Love Unscripted by Tina Reber
1.0

1.5 stars? I've only ever given a couple one-star reviews, and I hated every second of those books, so I have a hard time ranking this one that low. The two-page scene where Taryn was FURIOUS with Ryan to the point of hanging up on him and ignoring him honestly boosted the rating. More honest emotion in that scene than I'd seen. But then it ended.

Me, right now:



While reading:

Honestly. So far this book is killing me.

I want to like it SO MUCH. It has a higher-than-four-star average rating, the description sounds sweet and fun and intriguing.

It's not.

I'm only like a quarter of the way through the book, and because I own it I feel like I have to finish it, but oh my Lord. As an author, Tina Reber is using an over abundance of description, figurative language, and exclamation points. Every character is smiley and smirky about EVERYTHING. And Reber constantly has the characters doing something, describes all the action in every scene, and then tells the reader exactly why everyone did what they did. The whole point of being a reader is to know why a certain action happened. You don't have to explain every single thing. Nor repeat it again and again and again. Taryn (the main character) has the same conversation with different people two or three or four times, just in case the reader wasn't there the first time it happened.

And then there was the overuse of words like "seductively", "passionately", "yelled", "quipped", "enjoying myself/himself/themselves", "it made me happy/sad", etc. Adjectives and adverbs and the like are not necessary after everything you write. Sometimes simple is good, summary is good.

Then there are the characters. Very few have real depth, and even the ones that kind of do... Not so much. We get it, Taryn had her heart broken time and time again, so it's hard for her to trust and love. Okay. But that doesn't mean she and her "soul mate" Ryan Christensen have to have EVERYTHING in common, from favorite music and movies and hobbies and senses of humor and outlooks on life. I could go on. Taryn herself is actually irritating me, because she has the whole "I'm a nobody who has been hurt to many times, I cannot and will not be loved or love or trust ever again" thing going. But in the meantime she is the perfect guy's girl who apparently can do anything: grill, design kitchens and outdoor patio spaces and build them herself, fish, boat, watch football, run a pub, mix drinks, play guitar, play piano, be rich, own wineries and catering companies, cook lobster, make stained glass. So why has it NEVER worked out with any guy, ever? It's a mystery.

I just... ARGH. I want to just like it, but it's pissing me off!!
And I'm still determined to finish this book. We'll see...
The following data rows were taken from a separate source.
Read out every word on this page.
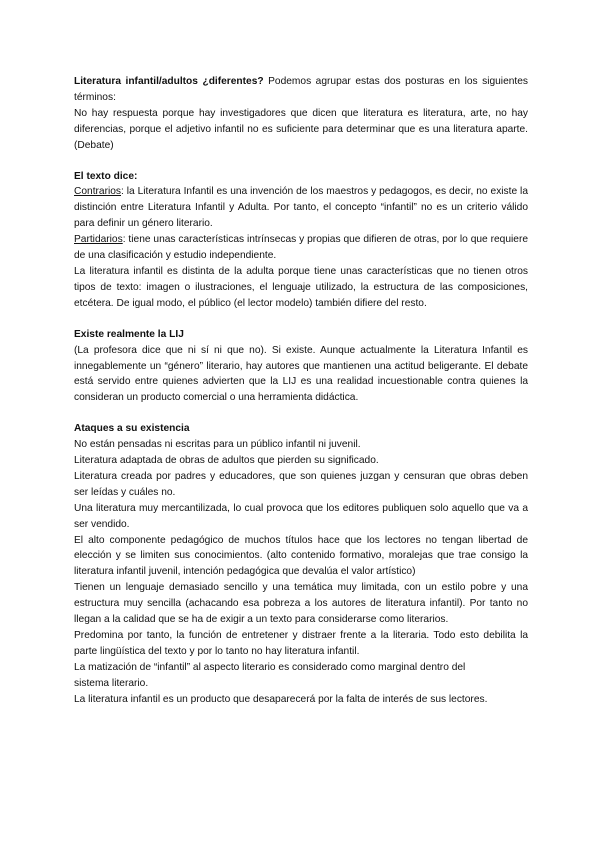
Literatura infantil/adultos ¿diferentes? Podemos agrupar estas dos posturas en los siguientes términos:

No hay respuesta porque hay investigadores que dicen que literatura es literatura, arte, no hay diferencias, porque el adjetivo infantil no es suficiente para determinar que es una literatura aparte. (Debate)

El texto dice:

Contrarios: la Literatura Infantil es una invención de los maestros y pedagogos, es decir, no existe la distinción entre Literatura Infantil y Adulta. Por tanto, el concepto “infantil” no es un criterio válido para definir un género literario.

Partidarios: tiene unas características intrínsecas y propias que difieren de otras, por lo que requiere de una clasificación y estudio independiente.

La literatura infantil es distinta de la adulta porque tiene unas características que no tienen otros tipos de texto: imagen o ilustraciones, el lenguaje utilizado, la estructura de las composiciones, etcétera. De igual modo, el público (el lector modelo) también difiere del resto.

Existe realmente la LIJ

(La profesora dice que ni sí ni que no). Si existe. Aunque actualmente la Literatura Infantil es innegablemente un “género” literario, hay autores que mantienen una actitud beligerante. El debate está servido entre quienes advierten que la LIJ es una realidad incuestionable contra quienes la consideran un producto comercial o una herramienta didáctica.

Ataques a su existencia

No están pensadas ni escritas para un público infantil ni juvenil.

Literatura adaptada de obras de adultos que pierden su significado.

Literatura creada por padres y educadores, que son quienes juzgan y censuran que obras deben ser leídas y cuáles no.

Una literatura muy mercantilizada, lo cual provoca que los editores publiquen solo aquello que va a ser vendido.

El alto componente pedagógico de muchos títulos hace que los lectores no tengan libertad de elección y se limiten sus conocimientos. (alto contenido formativo, moralejas que trae consigo la literatura infantil juvenil, intención pedagógica que devalúa el valor artístico)

Tienen un lenguaje demasiado sencillo y una temática muy limitada, con un estilo pobre y una estructura muy sencilla (achacando esa pobreza a los autores de literatura infantil). Por tanto no llegan a la calidad que se ha de exigir a un texto para considerarse como literarios.

Predomina por tanto, la función de entretener y distraer frente a la literaria. Todo esto debilita la parte lingüística del texto y por lo tanto no hay literatura infantil.

La matización de “infantil” al aspecto literario es considerado como marginal dentro del

sistema literario.

La literatura infantil es un producto que desaparecerá por la falta de interés de sus lectores.
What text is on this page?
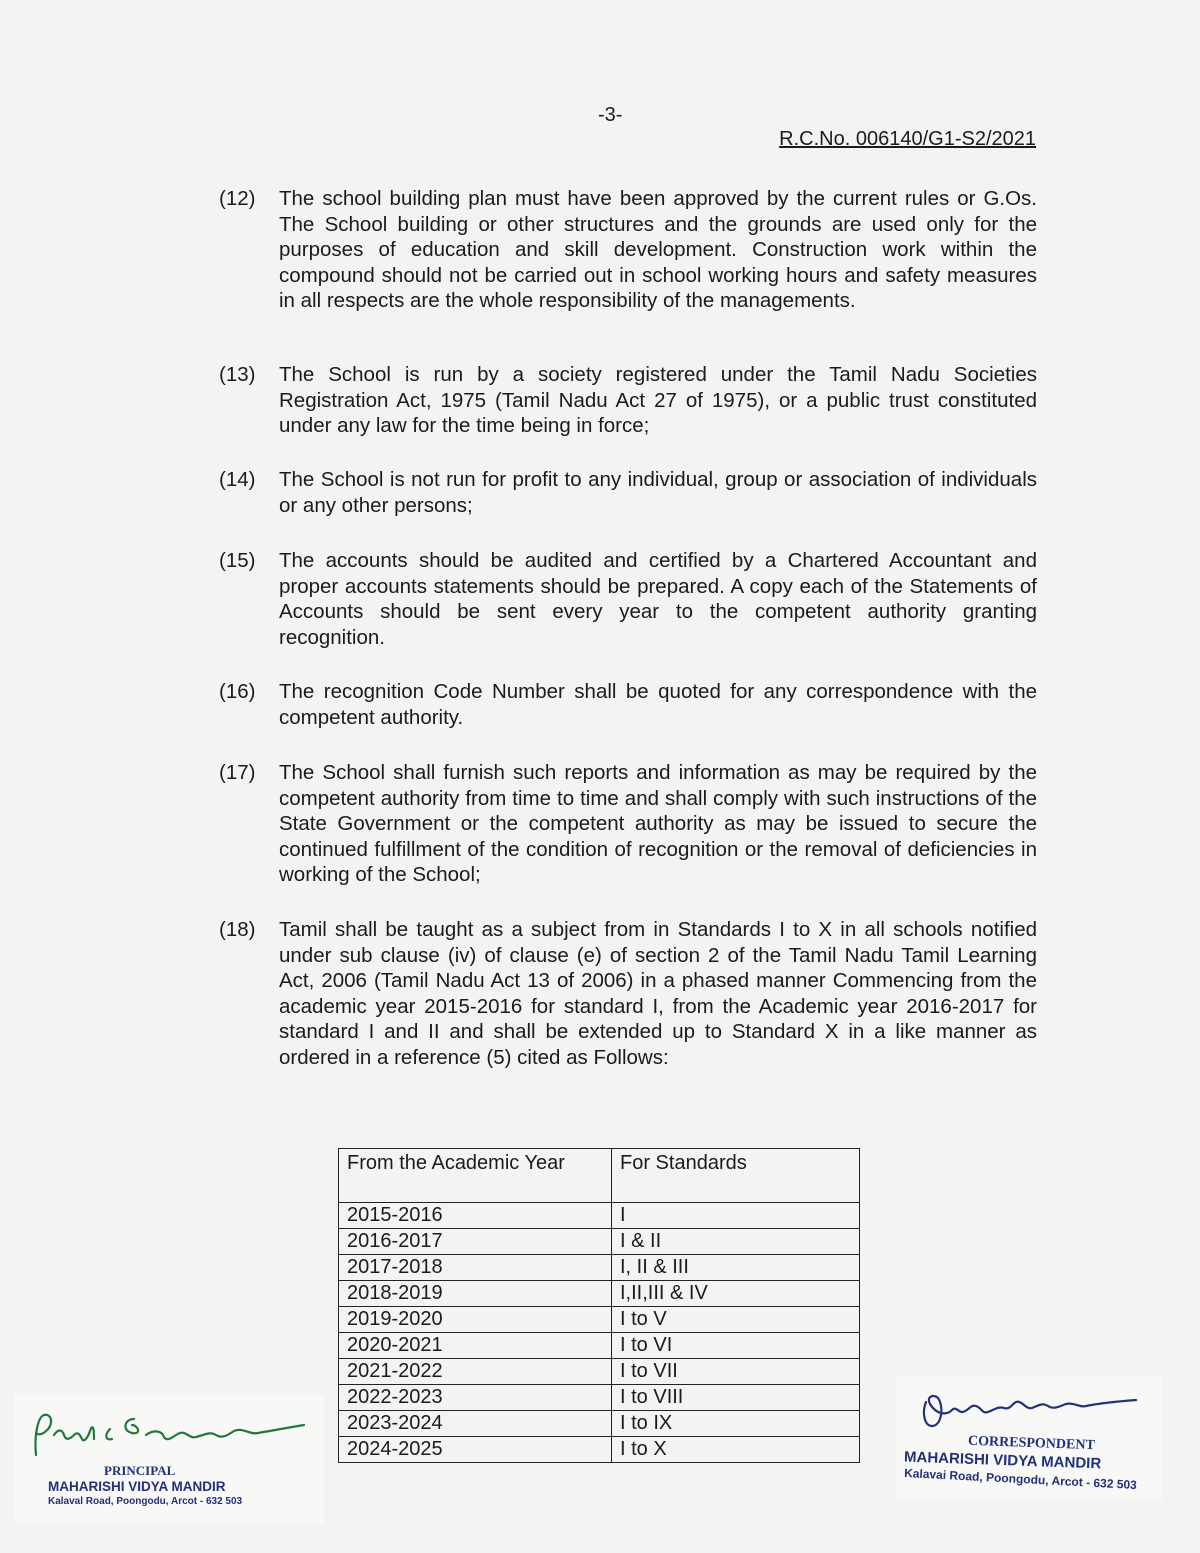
-3-
R.C.No. 006140/G1-S2/2021
(12) The school building plan must have been approved by the current rules or G.Os. The School building or other structures and the grounds are used only for the purposes of education and skill development. Construction work within the compound should not be carried out in school working hours and safety measures in all respects are the whole responsibility of the managements.
(13) The School is run by a society registered under the Tamil Nadu Societies Registration Act, 1975 (Tamil Nadu Act 27 of 1975), or a public trust constituted under any law for the time being in force;
(14) The School is not run for profit to any individual, group or association of individuals or any other persons;
(15) The accounts should be audited and certified by a Chartered Accountant and proper accounts statements should be prepared. A copy each of the Statements of Accounts should be sent every year to the competent authority granting recognition.
(16) The recognition Code Number shall be quoted for any correspondence with the competent authority.
(17) The School shall furnish such reports and information as may be required by the competent authority from time to time and shall comply with such instructions of the State Government or the competent authority as may be issued to secure the continued fulfillment of the condition of recognition or the removal of deficiencies in working of the School;
(18) Tamil shall be taught as a subject from in Standards I to X in all schools notified under sub clause (iv) of clause (e) of section 2 of the Tamil Nadu Tamil Learning Act, 2006 (Tamil Nadu Act 13 of 2006) in a phased manner Commencing from the academic year 2015-2016 for standard I, from the Academic year 2016-2017 for standard I and II and shall be extended up to Standard X in a like manner as ordered in a reference (5) cited as Follows:
From the Academic Year	For Standards
2015-2016	I
2016-2017	I & II
2017-2018	I, II & III
2018-2019	I,II,III & IV
2019-2020	I to V
2020-2021	I to VI
2021-2022	I to VII
2022-2023	I to VIII
2023-2024	I to IX
2024-2025	I to X
PRINCIPAL
MAHARISHI VIDYA MANDIR
Kalaval Road, Poongodu, Arcot - 632 503
CORRESPONDENT
MAHARISHI VIDYA MANDIR
Kalavai Road, Poongodu, Arcot - 632 503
Still while reading, just a little later:

I CONSTANTLY want to yell at these characters


Add "sniffle" to the list of words that the author needs to stop using.

Taryn has TERRIBLE taste in men, in the past. What the hell was she thinking?

Ryan needs to stop crying.

I think so far that Taryn and Ryan had known each other for about two weeks before they started dating, which has been another two or so weeks. Right now, the two are completely in love, are moving in together, are talking about exactly what their house would look like 'if' they bought one and where they should live to accommodate Ryan's life, and are having pretty much completely unprotected sex (which they are unconcerned with).

I'm not saying people can't fall in love in a month—I believe they can—just not like this...


Still. Reading.

So now... Still no. I find myself just staring at the page sometimes.

You did not just say that/think that/do that/stop crying/get over it/be a man/woman/suck it up/ you're not as funny as you think/that's not sexy/you've been apart for an hour calm down/it's not that scary/stop getting mad over ridiculous things/but if you're going to be mad then stay mad for more than two seconds

And, like I said before, I want to like it. I want to be able to give a better review or at least have something positive to say. Because I know it would suck to see a review like this about my book. But I physically CAN NOT. Not 500 pages into the same thing over and over again.


Finished.
So. So, so, so... I think I've made how I feel about this book pretty clear. The characters seemed nearly bipolar at times, tearing up every other scene, getting in fights and forgetting about them just as quickly. They didn't seem to develop so much as we just learned new things about them. I think that was a lot of what bothered me; there was very little growth. And they kept rehashing the same issues over and over

As a writer, I know how much heart and time and emotion goes into books and characters. But the writing here took away from the story so much for me. Things were repeated and over-explained and cliched and forced so often that I couldn't get past it, and it made the characters and drama seem very one-dimensional. But I can't put a book down once I pick it up, and this is one I own (maybe should have gotten it from the library instead), so I pushed through. Made it to the end. Finished.